O caderno foi escrito, editado (o então diagramador Antônio Só sabe como foi difícil finalizá-lo, afinal eu havia me tornado um exército de um homem só) e publicado. Foi lançado no Castro’s Hotel com a presença de autoridades dos governos de José Sarney, o presidente da República, e de Henrique Santillo, o digno governador de Goiás.
O dinheiro do caderno, pago pelo governo federal e pelo governo estadual, foi extremamente útil para que o “Diário da Manhã” deixasse a sede de Campinas — na Avenida 24 de Outubro — e ocupasse a nova sede, no Setor Leste Universitário, na Avenida Anhanguera, nas proximidades da Praça da Bíblia.
A sede foi reformada e, como se dizia, ficou um brinco — para a alegria de todos, notadamente de Batista Custódio. Júlio Nasser — que sempre fez muito pelo “DM”, mas raramente teve seu trabalho reconhecido (o jornal era para BC brilhar) —, ao lado de Mirna Brandão, foi um dos principais responsáveis pela mudança bem-sucedida.

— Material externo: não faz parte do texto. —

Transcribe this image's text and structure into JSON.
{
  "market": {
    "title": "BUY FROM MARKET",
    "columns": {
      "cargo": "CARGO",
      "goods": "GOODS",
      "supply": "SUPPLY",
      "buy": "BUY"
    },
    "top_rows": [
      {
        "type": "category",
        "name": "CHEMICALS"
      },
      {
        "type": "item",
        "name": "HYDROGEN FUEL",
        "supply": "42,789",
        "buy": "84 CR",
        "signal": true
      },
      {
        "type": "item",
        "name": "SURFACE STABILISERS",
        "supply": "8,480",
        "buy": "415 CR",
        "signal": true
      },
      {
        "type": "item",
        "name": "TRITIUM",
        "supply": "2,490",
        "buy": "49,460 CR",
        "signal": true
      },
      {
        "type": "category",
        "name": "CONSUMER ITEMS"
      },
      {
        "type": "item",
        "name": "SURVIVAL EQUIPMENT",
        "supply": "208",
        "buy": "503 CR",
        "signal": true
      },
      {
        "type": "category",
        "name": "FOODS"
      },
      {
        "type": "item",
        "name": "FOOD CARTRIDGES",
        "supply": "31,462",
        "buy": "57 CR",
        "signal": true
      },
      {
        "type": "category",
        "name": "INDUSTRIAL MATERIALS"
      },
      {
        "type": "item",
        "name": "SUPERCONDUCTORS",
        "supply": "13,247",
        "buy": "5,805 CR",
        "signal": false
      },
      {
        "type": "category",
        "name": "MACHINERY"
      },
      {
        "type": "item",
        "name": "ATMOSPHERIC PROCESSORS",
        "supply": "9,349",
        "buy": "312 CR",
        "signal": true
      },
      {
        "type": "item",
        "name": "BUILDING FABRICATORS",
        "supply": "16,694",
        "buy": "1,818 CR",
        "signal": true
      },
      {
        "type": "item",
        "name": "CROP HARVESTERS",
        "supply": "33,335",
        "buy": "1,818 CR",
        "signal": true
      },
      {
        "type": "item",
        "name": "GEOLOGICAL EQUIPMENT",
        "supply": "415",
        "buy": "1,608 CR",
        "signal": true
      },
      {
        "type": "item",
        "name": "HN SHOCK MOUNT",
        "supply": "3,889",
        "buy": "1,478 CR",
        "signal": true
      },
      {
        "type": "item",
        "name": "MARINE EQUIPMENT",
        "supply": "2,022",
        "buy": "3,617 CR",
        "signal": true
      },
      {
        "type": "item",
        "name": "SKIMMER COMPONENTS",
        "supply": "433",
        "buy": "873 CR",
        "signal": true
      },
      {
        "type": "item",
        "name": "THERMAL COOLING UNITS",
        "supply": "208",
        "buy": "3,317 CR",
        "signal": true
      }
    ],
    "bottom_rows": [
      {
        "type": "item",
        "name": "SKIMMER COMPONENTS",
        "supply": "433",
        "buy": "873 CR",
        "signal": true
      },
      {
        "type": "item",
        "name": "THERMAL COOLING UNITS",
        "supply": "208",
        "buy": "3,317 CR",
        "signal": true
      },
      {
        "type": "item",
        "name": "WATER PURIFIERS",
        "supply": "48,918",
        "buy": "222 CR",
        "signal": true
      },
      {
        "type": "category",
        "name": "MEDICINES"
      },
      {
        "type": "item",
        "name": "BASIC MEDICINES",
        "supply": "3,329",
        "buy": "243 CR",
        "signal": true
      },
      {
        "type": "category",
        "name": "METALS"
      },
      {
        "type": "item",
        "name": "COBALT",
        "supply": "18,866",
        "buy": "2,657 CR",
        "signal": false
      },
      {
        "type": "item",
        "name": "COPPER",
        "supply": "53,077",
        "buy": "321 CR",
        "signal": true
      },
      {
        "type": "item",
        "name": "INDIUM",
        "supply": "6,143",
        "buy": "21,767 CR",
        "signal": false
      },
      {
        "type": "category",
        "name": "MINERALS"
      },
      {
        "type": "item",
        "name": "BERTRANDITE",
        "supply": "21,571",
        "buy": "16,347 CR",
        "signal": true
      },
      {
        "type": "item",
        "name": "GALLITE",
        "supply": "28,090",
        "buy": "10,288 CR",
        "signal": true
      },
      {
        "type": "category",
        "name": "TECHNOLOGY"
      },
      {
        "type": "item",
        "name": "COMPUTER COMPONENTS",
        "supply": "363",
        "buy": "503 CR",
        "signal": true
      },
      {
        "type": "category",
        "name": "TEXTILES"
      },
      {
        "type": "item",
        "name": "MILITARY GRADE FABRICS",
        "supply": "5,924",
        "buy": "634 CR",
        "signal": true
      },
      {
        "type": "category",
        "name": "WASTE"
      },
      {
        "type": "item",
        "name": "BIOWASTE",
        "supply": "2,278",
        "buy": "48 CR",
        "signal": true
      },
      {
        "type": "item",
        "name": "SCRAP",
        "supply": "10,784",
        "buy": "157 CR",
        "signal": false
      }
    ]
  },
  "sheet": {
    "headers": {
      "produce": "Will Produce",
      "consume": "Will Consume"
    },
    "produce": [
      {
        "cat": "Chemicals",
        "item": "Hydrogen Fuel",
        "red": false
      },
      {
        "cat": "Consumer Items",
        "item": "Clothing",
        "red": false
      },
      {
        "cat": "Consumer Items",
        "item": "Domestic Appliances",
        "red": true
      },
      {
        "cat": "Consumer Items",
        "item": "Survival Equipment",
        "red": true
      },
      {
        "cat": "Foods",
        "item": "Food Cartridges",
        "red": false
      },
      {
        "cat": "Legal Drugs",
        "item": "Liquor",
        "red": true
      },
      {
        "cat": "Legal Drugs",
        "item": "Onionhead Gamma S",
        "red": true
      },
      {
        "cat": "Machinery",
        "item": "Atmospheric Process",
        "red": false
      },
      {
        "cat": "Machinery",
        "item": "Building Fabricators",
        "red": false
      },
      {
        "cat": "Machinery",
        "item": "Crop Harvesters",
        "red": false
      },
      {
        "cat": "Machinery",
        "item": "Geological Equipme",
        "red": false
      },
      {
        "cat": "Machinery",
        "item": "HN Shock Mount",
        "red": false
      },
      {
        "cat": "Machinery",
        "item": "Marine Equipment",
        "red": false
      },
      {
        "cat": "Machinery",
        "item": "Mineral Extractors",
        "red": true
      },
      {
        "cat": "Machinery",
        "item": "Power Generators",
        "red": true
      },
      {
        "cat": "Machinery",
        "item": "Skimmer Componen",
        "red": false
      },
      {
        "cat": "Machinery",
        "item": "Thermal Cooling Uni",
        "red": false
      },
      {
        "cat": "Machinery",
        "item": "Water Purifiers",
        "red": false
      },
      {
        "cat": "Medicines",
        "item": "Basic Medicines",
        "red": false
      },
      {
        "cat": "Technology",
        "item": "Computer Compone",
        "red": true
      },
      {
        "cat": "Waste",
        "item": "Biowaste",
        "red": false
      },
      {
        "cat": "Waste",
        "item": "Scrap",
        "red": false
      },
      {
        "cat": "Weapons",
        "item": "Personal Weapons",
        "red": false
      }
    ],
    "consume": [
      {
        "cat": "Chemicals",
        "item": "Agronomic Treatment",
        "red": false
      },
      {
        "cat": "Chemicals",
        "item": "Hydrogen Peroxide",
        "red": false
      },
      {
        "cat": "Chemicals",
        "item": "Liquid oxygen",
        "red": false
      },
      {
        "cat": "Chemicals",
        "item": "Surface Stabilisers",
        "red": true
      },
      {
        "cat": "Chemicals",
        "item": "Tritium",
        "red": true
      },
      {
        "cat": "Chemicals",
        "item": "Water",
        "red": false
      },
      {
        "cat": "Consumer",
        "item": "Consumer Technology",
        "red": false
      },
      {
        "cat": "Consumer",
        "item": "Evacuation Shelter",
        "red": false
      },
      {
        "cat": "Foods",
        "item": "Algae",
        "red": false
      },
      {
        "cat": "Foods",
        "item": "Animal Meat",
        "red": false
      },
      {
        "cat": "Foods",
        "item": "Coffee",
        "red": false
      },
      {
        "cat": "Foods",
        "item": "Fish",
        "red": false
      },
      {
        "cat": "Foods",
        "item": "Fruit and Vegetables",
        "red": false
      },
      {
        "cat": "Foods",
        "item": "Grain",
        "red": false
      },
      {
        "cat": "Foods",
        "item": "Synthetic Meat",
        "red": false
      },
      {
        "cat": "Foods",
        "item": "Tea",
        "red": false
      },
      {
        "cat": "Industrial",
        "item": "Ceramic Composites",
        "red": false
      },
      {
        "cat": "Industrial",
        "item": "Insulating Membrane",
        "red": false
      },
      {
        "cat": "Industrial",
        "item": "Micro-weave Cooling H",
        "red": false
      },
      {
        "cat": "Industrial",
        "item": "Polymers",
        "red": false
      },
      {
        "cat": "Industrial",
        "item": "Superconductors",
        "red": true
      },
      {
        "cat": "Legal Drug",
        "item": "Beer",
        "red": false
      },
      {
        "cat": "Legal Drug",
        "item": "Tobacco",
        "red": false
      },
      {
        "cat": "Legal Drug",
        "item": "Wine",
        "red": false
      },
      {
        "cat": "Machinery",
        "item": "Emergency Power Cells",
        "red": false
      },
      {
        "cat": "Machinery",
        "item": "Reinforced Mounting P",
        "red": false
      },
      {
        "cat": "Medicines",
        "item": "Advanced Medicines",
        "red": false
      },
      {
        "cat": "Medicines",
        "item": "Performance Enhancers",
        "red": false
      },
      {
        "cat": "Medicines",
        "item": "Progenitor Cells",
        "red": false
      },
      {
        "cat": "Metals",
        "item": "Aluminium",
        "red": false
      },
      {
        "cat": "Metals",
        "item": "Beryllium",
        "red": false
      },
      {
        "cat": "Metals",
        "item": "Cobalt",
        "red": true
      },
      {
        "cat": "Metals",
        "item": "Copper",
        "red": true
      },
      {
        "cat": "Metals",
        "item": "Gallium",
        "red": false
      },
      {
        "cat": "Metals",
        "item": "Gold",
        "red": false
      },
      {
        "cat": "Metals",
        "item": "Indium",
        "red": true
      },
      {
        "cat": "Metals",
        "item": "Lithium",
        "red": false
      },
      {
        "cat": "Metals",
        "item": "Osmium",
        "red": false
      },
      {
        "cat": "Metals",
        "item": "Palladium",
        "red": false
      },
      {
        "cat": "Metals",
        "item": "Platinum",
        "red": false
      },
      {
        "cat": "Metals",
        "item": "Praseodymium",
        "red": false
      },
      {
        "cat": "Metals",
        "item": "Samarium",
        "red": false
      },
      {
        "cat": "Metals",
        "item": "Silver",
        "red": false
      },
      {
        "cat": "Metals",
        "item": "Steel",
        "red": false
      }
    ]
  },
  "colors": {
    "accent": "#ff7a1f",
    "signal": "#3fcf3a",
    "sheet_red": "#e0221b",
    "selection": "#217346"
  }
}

Dei minha pequena contribuição, como repórter, redator e editor — e até revisor (Antônio Só pode comprovar que tive de revisar até material que há havia sido “fotolitado”, e sem revisão) — para tornar o caderno sobre a Ferrovia Norte-Sul possível. Portanto, de alguma maneira, contribuí para recuperar a nova sede do jornal.
A história voltou ao meu cérebro porque recentemente vi um vídeo da antiga sede do jornal. É o retrato do abandono. Uma verdadeira tapera que parece ter sido destroçada por um terremoto. Liguei para Júlio Nasser, jovelho amigo, e conversamos a respeito. Ficamos tristes, emudecidos. A sede foi “dada” em pagamento a dívidas trabalhistas. Não é mais da família Nasser-Custódio.
Contam que moradores de rua tomaram conta da sede, como se fosse uma expropriação. Alguns deles roubaram até fios de energia elétrica para vender.